Fluctuations in CO2 levels can always lead to plant/algae issues. The trick is to keep CO2 levels consistent during the light period.

However I wouldn't think that only one day with the CO2 off would cause an outbreak. Then again, every tank is different and the if the parameters of a tank were just at the limit of being "balanced" then a one day lack of a nutrient could cause a problem.


----------



## erijnal (Apr 5, 2006)

Pretty sure it's not a coincidence. I just recently talked to someone and he said his BGA would always disappear when he upped his CO2. 

Anyway, 3 day blackout along with getting your CO2 back on track should get rid of it and prevent it from coming back.


----------



## $eaba$$ (Dec 6, 2006)

*Thanks Guys.*

Thanks for the replies, and I will get back my co2 as fast as possible!


----------



## $eaba$$ (Dec 6, 2006)

*One more thing.*

If I were to get the eurythromacin or whatever its calles, which is in maracyn, how would I apply it to get rid of the BGA. Also, I'm starting a blackout now, so how should that be done? Will it hurt my plants? Should I feed my fish?

Thanks


----------



## Tonka (Mar 20, 2004)

Use the same dosing regime as you would use if you were treating fish. These directions are on the package.

BGA can be cause by too enthusiastic feeding of your fish. Ensure that you are feeding twice a day only enough that it is consumed in 1-2 minutes. As long as everybody gets at least one bite, that's enough.

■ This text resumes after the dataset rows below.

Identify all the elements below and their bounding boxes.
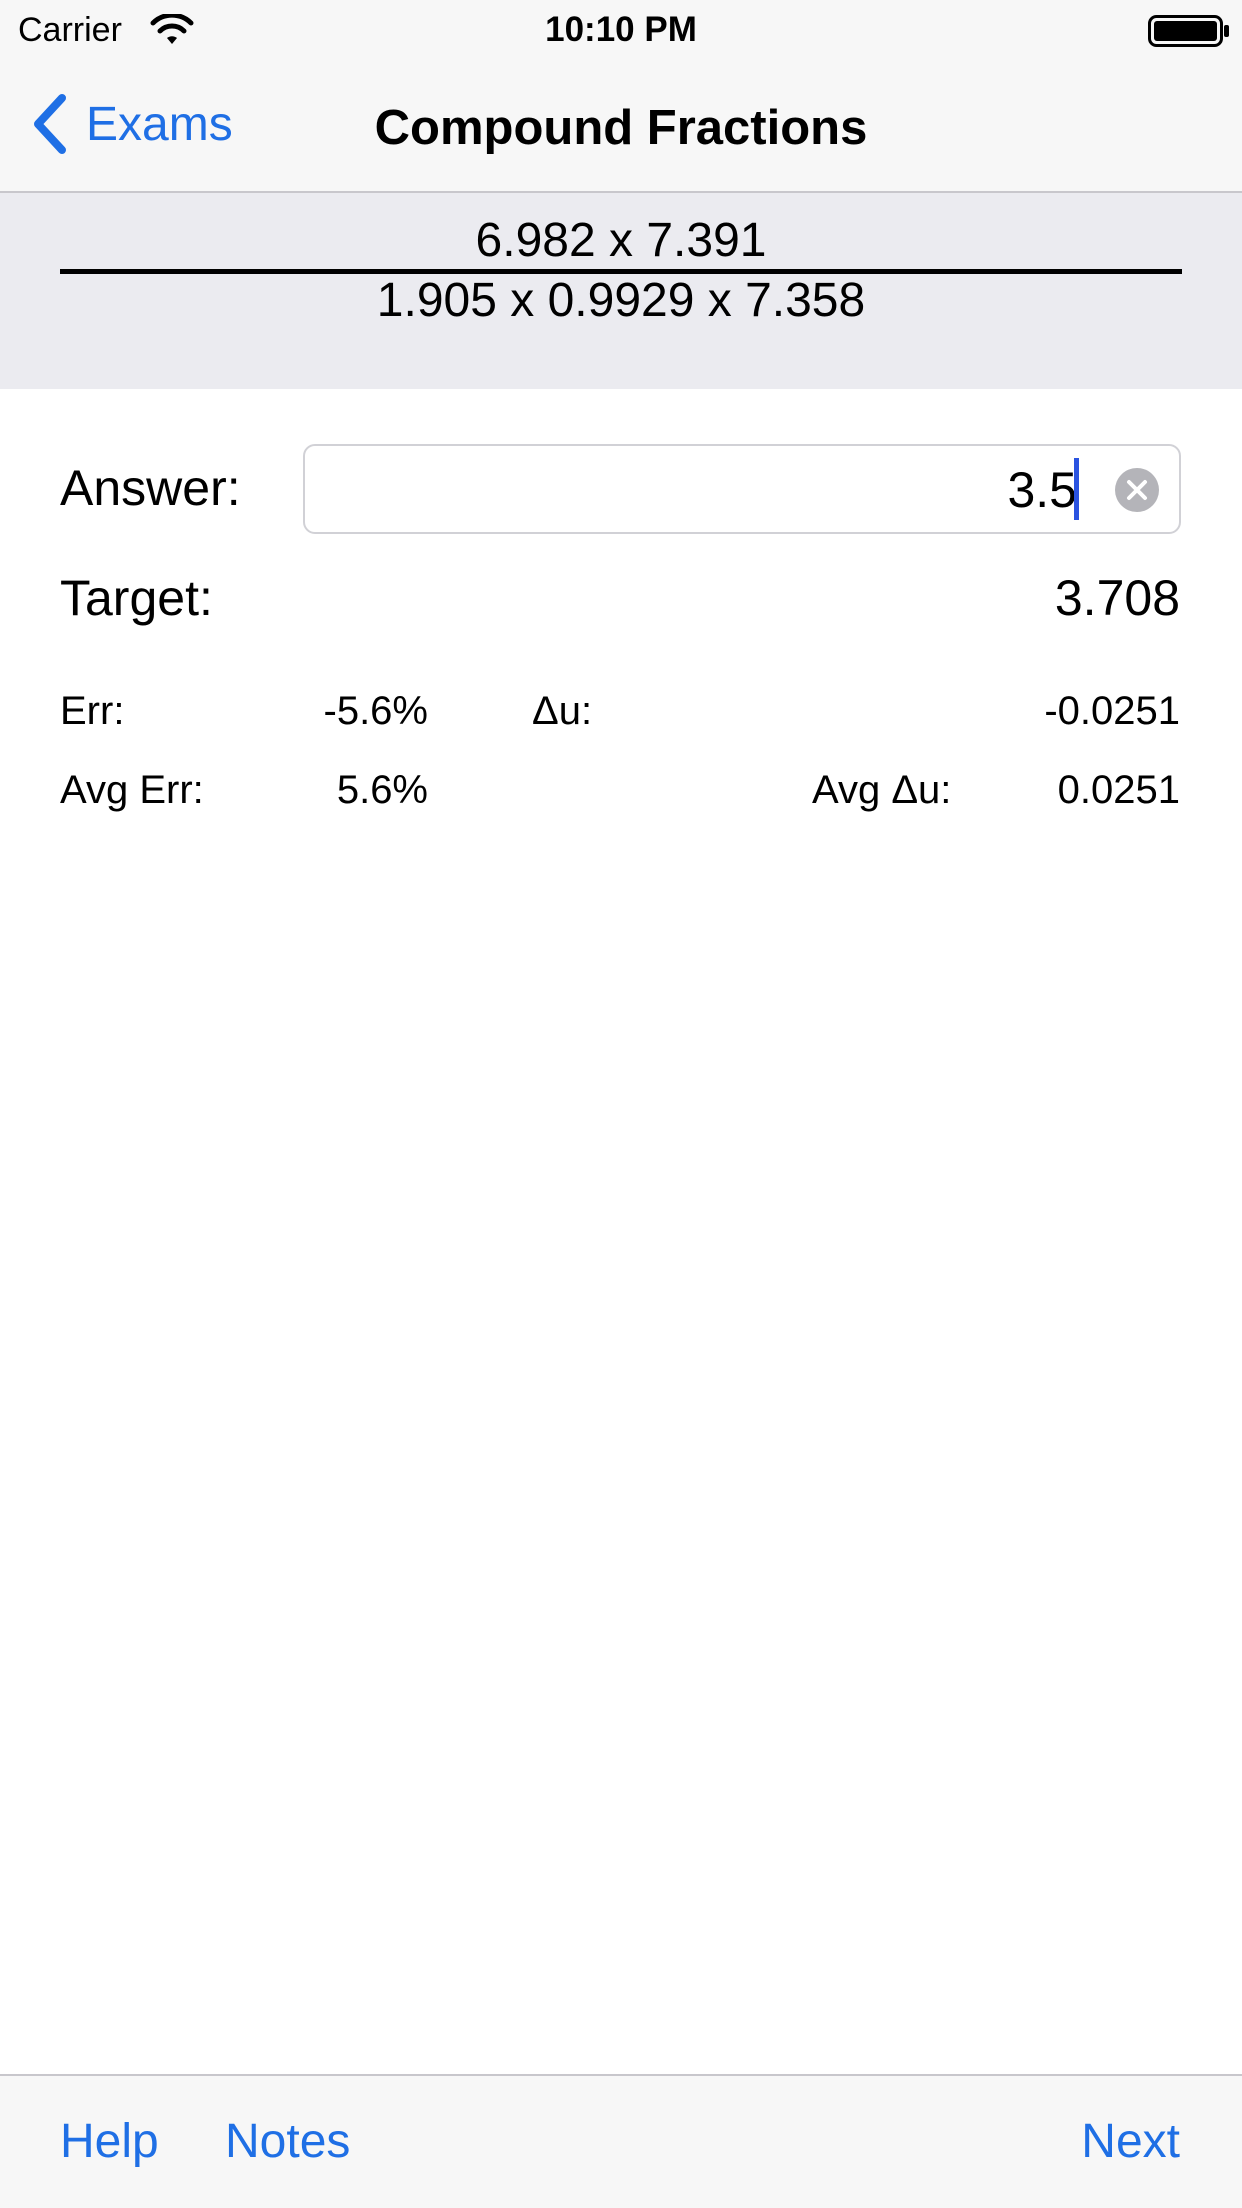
problem-panel: 6.982 x 7.391 1.905 x 0.9929 x 7.358 — [0, 193, 1242, 389]
fraction-numerator: 6.982 x 7.391 — [475, 214, 767, 267]
navigation-bar: Exams Compound Fractions — [0, 60, 1242, 193]
answer-label: Answer: — [60, 460, 241, 516]
target-value: 3.708 — [1054, 570, 1180, 626]
status-time: 10:10 PM — [545, 10, 697, 49]
next-button[interactable]: Next — [1081, 2114, 1180, 2170]
page-title: Compound Fractions — [374, 101, 868, 155]
delta-u-label: Δu: — [532, 689, 593, 733]
avg-err-value: 5.6% — [336, 768, 428, 812]
err-value: -5.6% — [323, 689, 429, 733]
answer-input-value: 3.5 — [1007, 462, 1077, 518]
notes-button[interactable]: Notes — [225, 2114, 350, 2170]
err-label: Err: — [60, 689, 125, 733]
target-label: Target: — [60, 570, 213, 626]
battery-full-icon — [1148, 15, 1229, 47]
clear-circle-icon[interactable] — [1115, 468, 1159, 512]
fraction-denominator: 1.905 x 0.9929 x 7.358 — [376, 274, 866, 327]
bottom-toolbar: Help Notes Next — [0, 2074, 1242, 2208]
help-button[interactable]: Help — [60, 2114, 159, 2170]
status-bar: Carrier 10:10 PM — [0, 0, 1242, 60]
answer-input[interactable]: 3.5 — [303, 444, 1181, 534]
avg-delta-u-value: 0.0251 — [1057, 768, 1180, 812]
delta-u-value: -0.0251 — [1044, 689, 1180, 733]
avg-err-label: Avg Err: — [60, 768, 204, 812]
text-caret — [1074, 458, 1079, 520]
avg-delta-u-label: Avg Δu: — [812, 768, 952, 812]
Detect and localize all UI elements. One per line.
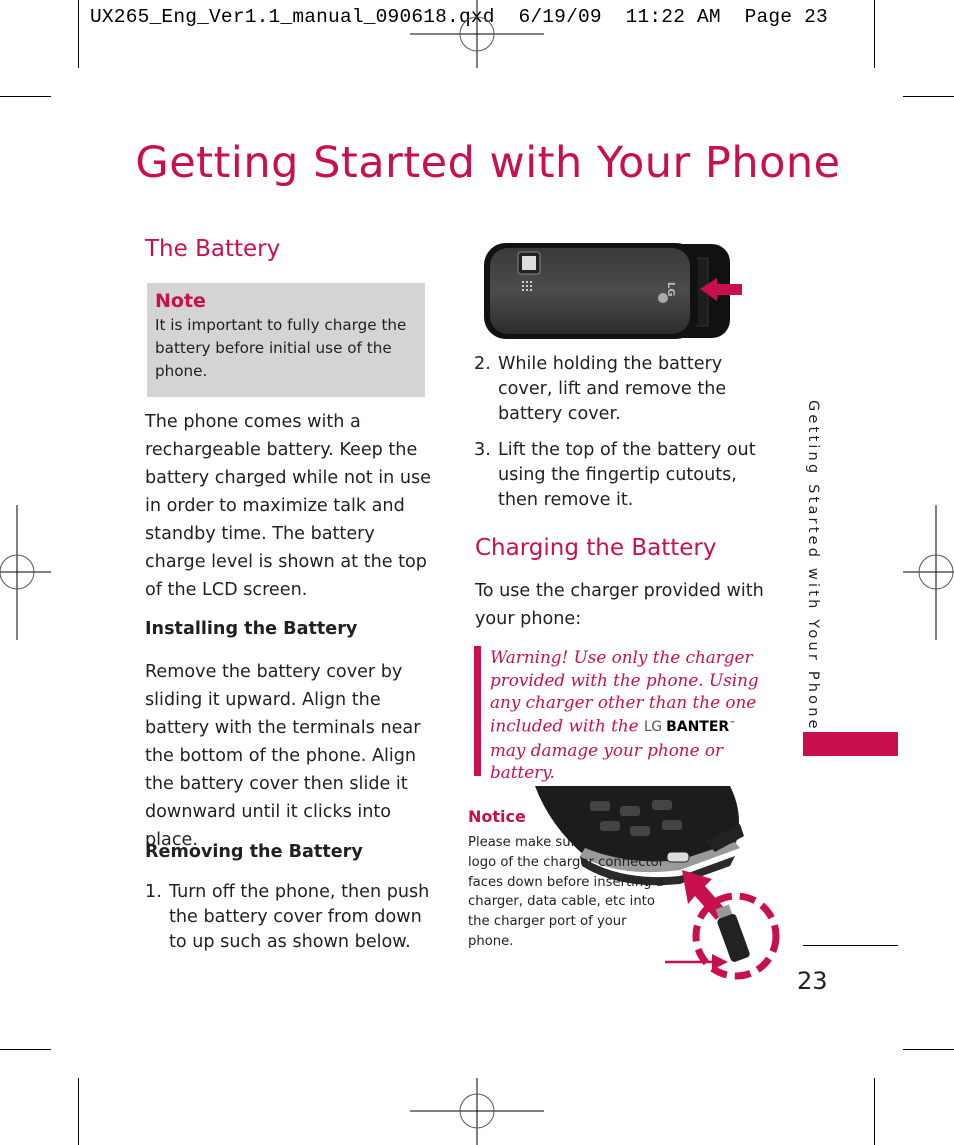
- step-number: 3.: [474, 440, 491, 460]
- step-item: 2. While holding the battery cover, lift…: [474, 352, 774, 427]
- step-text: While holding the battery cover, lift an…: [498, 354, 727, 424]
- step-item: 3. Lift the top of the battery out using…: [474, 438, 774, 513]
- step-number: 1.: [145, 882, 162, 902]
- arrow-right-icon: [712, 954, 728, 970]
- installing-heading: Installing the Battery: [145, 619, 358, 639]
- removing-heading: Removing the Battery: [145, 842, 363, 862]
- side-tab-label: Getting Started with Your Phone: [805, 400, 821, 732]
- note-box: Note It is important to fully charge the…: [147, 283, 425, 397]
- charging-intro: To use the charger provided with your ph…: [475, 581, 764, 629]
- installing-text: Remove the battery cover by sliding it u…: [145, 662, 421, 850]
- section-heading-charging: Charging the Battery: [475, 535, 717, 561]
- note-label: Note: [155, 290, 206, 312]
- side-tab-color-bar: [803, 732, 898, 756]
- page-title: Getting Started with Your Phone: [135, 138, 841, 188]
- section-heading-battery: The Battery: [145, 236, 281, 262]
- warning-text-end: may damage your phone or battery.: [490, 739, 724, 783]
- battery-intro: The phone comes with a rechargeable batt…: [145, 412, 432, 600]
- removing-steps-continued: 2. While holding the battery cover, lift…: [474, 352, 774, 524]
- warning-box: Warning! Use only the charger provided w…: [474, 646, 774, 782]
- phone-back-battery-cover-image: LG: [484, 243, 742, 339]
- svg-text:LG: LG: [665, 282, 676, 297]
- notice-label: Notice: [468, 807, 526, 826]
- note-text: It is important to fully charge the batt…: [155, 316, 407, 380]
- lg-banter-logo: LG BANTER™: [643, 719, 736, 736]
- side-section-tab: Getting Started with Your Phone: [800, 400, 830, 732]
- removing-steps: 1. Turn off the phone, then push the bat…: [145, 880, 437, 966]
- notice-text: Please make sure that the LG logo of the…: [468, 835, 665, 949]
- step-number: 2.: [474, 354, 491, 374]
- page-number: 23: [797, 967, 828, 995]
- step-item: 1. Turn off the phone, then push the bat…: [145, 880, 437, 955]
- step-text: Lift the top of the battery out using th…: [498, 440, 756, 510]
- step-text: Turn off the phone, then push the batter…: [169, 882, 430, 952]
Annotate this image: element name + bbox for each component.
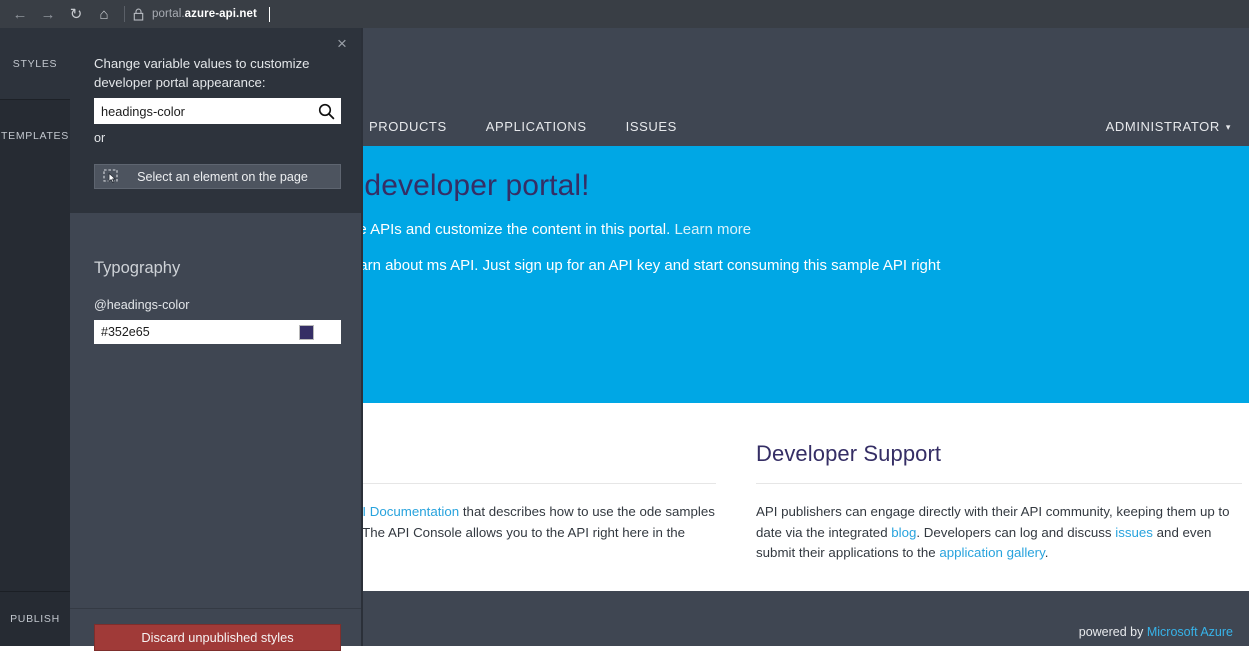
rail-item-label: STYLES — [13, 58, 57, 70]
hero-title: me to the developer portal! — [230, 168, 1249, 204]
account-menu[interactable]: ADMINISTRATOR ▾ — [1106, 106, 1231, 146]
section-title-typography: Typography — [94, 259, 180, 278]
nav-item-products[interactable]: PRODUCTS — [369, 119, 447, 134]
rail-item-label: TEMPLATES — [1, 130, 69, 142]
toolbar-divider — [124, 6, 125, 22]
column-body: API publishers can engage directly with … — [756, 502, 1242, 564]
lock-icon — [133, 8, 144, 21]
text-cursor — [269, 7, 270, 22]
panel-description: Change variable values to customize deve… — [94, 55, 344, 92]
footer-credit: powered by Microsoft Azure — [1079, 625, 1233, 639]
rail-item-styles[interactable]: STYLES — [0, 28, 70, 100]
column-heading: Developer Support — [756, 441, 1242, 467]
application-gallery-link[interactable]: application gallery — [939, 545, 1044, 560]
nav-item-issues[interactable]: ISSUES — [626, 119, 677, 134]
address-bar[interactable]: portal.azure-api.net — [152, 8, 257, 20]
body-text: . Developers can log and discuss — [916, 525, 1115, 540]
rail-item-templates[interactable]: TEMPLATES — [0, 100, 70, 172]
microsoft-azure-link[interactable]: Microsoft Azure — [1147, 625, 1233, 639]
url-prefix: portal. — [152, 8, 185, 20]
discard-unpublished-styles-button[interactable]: Discard unpublished styles — [94, 624, 341, 651]
hero-paragraph-2: can discover and learn about ms API. Jus… — [230, 256, 1249, 276]
search-icon[interactable] — [311, 98, 341, 124]
body-text: . — [1045, 545, 1049, 560]
portal-nav-links: PRODUCTS APPLICATIONS ISSUES — [369, 119, 716, 134]
blog-link[interactable]: blog — [891, 525, 916, 540]
chevron-down-icon: ▾ — [1226, 122, 1231, 133]
select-element-label: Select an element on the page — [129, 170, 340, 184]
element-picker-icon — [95, 165, 129, 188]
refresh-icon[interactable]: ↻ — [62, 1, 90, 27]
close-icon[interactable]: × — [331, 33, 353, 55]
footer-divider — [70, 608, 363, 609]
rail-item-publish[interactable]: PUBLISH — [0, 592, 70, 646]
hero-learn-more-link[interactable]: Learn more — [674, 221, 751, 238]
variable-name-label: @headings-color — [94, 298, 189, 312]
color-swatch[interactable] — [299, 325, 314, 340]
editor-rail: STYLES TEMPLATES PUBLISH — [0, 28, 70, 646]
styles-panel: × Change variable values to customize de… — [70, 28, 363, 646]
column-divider — [756, 483, 1242, 484]
browser-toolbar: ← → ↻ ⌂ portal.azure-api.net — [0, 0, 1249, 28]
account-menu-label: ADMINISTRATOR — [1106, 119, 1220, 134]
styles-panel-body: Typography @headings-color — [70, 213, 363, 608]
styles-panel-header: × Change variable values to customize de… — [70, 28, 363, 213]
footer-credit-text: powered by — [1079, 625, 1147, 639]
nav-item-applications[interactable]: APPLICATIONS — [486, 119, 587, 134]
forward-arrow-icon[interactable]: → — [34, 1, 62, 27]
styles-panel-footer: Discard unpublished styles — [70, 608, 363, 646]
panel-edge — [361, 28, 363, 646]
color-value-field[interactable] — [94, 320, 341, 344]
variable-search-field[interactable] — [94, 98, 341, 124]
url-domain: azure-api.net — [185, 8, 257, 20]
search-input[interactable] — [101, 99, 311, 123]
back-arrow-icon[interactable]: ← — [6, 1, 34, 27]
home-icon[interactable]: ⌂ — [90, 1, 118, 27]
color-value-input[interactable] — [101, 321, 299, 343]
select-element-button[interactable]: Select an element on the page — [94, 164, 341, 189]
or-label: or — [94, 131, 105, 145]
rail-item-label: PUBLISH — [10, 613, 60, 625]
hero-paragraph-1: tors can manage the APIs and customize t… — [230, 220, 1249, 240]
issues-link[interactable]: issues — [1115, 525, 1153, 540]
content-column-support: Developer Support API publishers can eng… — [756, 441, 1242, 564]
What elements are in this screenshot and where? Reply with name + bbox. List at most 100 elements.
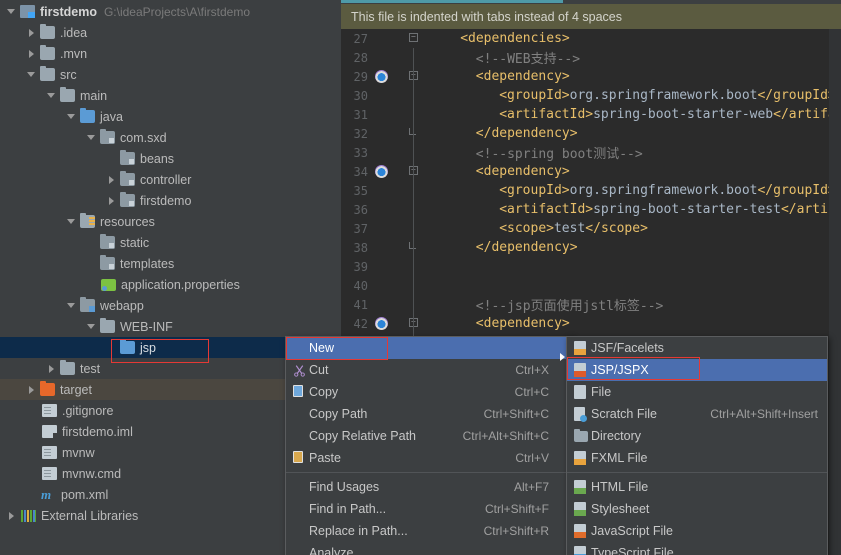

No reason to let your fish go hungry, but if you have been feeding them regularly, a three day fast will build character and a special appreciation for their owner once the long night ends.


----------



## VITARTE (Feb 20, 2005)

I thought that the main reason for geting BGA ( as in Blue Green Algae ) was a lack of nitrates.
You're right the blackout will get rid of the BGA, just have to keep the KN03 in good supply afterwards.
Just my 2 cents.
Rafo


----------



## ed seeley (Dec 1, 2006)

I got rid of the BGA in my main tank by adding CO2 (pressurised though), upping the circulation, adding carbon in the filter and stepping up the water changes for a few weeks.
I now have much, much better plant growth and the BGA's gone.


----------



## werner (Jul 6, 2006)

Everything you ever wanted to know about BGA: The Skeptical Aquarist


----------



## $eaba$$ (Dec 6, 2006)

Thanks guys!


----------